‘Chak De India’ celebrates the underdog
With Chak De India, Yashraj Films is going beyond their formula of designer films. No love-story, no romantic songs, no chiffon-sari clad leading ladies, and add to that Shahrukh Khan sporting a scruffy beard.
Yashraj Films is clearly treading new ground with their new film “Chak De India” which comes close on the heels of their formulaic films, the lukewarm “Tara Rum Pum” and the washout “Jhoom Barabar Jhoom”. A sports film essentially, “Chak De India” is an underdog’s story, but one that the filmmakers say has many firsts to its credit.
Director, Chak De India, Shimit Amin told in an interview, “It is essentially underdogs becoming heroes. But there are so many layers. Hockey has neveer been filmed ever in the world and seeing that it’s India’s national sport, it was quite a challenge to put it on film.”
Writer, Jaideep Shahni adds, “If you have sports as a career, you are an underdog once, then if you are a hockey player or anything other than cricket, then you are an underdog twice over and if you are a girl playing hockey, then you are an underdog three times over.”
After Salman Khan turned down one of the the film’s most pivotal roles, Yashraj regular Shahrukh Khan was roped in to play Kabir Khan, the coach who takes up the challenge of training the national women’s hockey team. But that wasn’t the toughest bit of casting for the filmmakers. It was the job of finding hockey players who could act, or then actors who could play hockey that proved to be their toughest challenge.
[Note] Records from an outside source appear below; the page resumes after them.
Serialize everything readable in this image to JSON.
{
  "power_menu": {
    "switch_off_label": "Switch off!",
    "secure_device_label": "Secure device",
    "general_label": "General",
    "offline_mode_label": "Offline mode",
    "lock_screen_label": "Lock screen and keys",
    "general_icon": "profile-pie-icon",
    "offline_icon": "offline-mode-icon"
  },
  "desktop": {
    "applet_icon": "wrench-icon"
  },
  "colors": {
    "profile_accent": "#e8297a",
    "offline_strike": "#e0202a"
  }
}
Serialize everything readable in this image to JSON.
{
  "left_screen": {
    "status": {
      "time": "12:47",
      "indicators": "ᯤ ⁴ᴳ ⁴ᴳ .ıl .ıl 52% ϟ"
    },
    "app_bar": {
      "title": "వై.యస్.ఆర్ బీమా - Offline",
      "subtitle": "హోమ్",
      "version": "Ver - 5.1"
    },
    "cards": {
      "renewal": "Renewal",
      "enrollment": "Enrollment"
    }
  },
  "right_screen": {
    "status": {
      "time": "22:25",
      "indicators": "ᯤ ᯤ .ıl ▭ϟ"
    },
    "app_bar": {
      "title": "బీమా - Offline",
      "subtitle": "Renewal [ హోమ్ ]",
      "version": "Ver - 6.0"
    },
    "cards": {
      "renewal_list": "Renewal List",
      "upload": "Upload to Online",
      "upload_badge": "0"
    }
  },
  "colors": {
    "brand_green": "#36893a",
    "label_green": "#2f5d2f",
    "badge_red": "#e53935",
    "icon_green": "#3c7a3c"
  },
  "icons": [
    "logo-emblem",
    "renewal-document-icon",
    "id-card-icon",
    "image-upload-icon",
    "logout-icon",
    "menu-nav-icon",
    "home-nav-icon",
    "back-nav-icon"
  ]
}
Amin says, “I realised that the task at hand was really big becuase if I had a cricket film I would have been able to pick (people) easily and can do it a day.”
Shahni explains, “The girls were put in a camp, where for many months, they would play hockey from 4:30 to 2, and after lunch till evening. They would then have acting classes and after that till late, they would have their dialect training.”
So, it’s all real hockey being played by the actors in the film. No special effects, no duplicates, only the real thing. Of course it took some 1,500 cans of raw stock to shoot good and bad takes, of which only the best takes were used in the film. Now considering any regular film is shot using about 400 cans of film stock, it’s a record of sorts that the “Chak De India” team seems to have created..
Hopefully this record, is just one of many they’ll create with this film!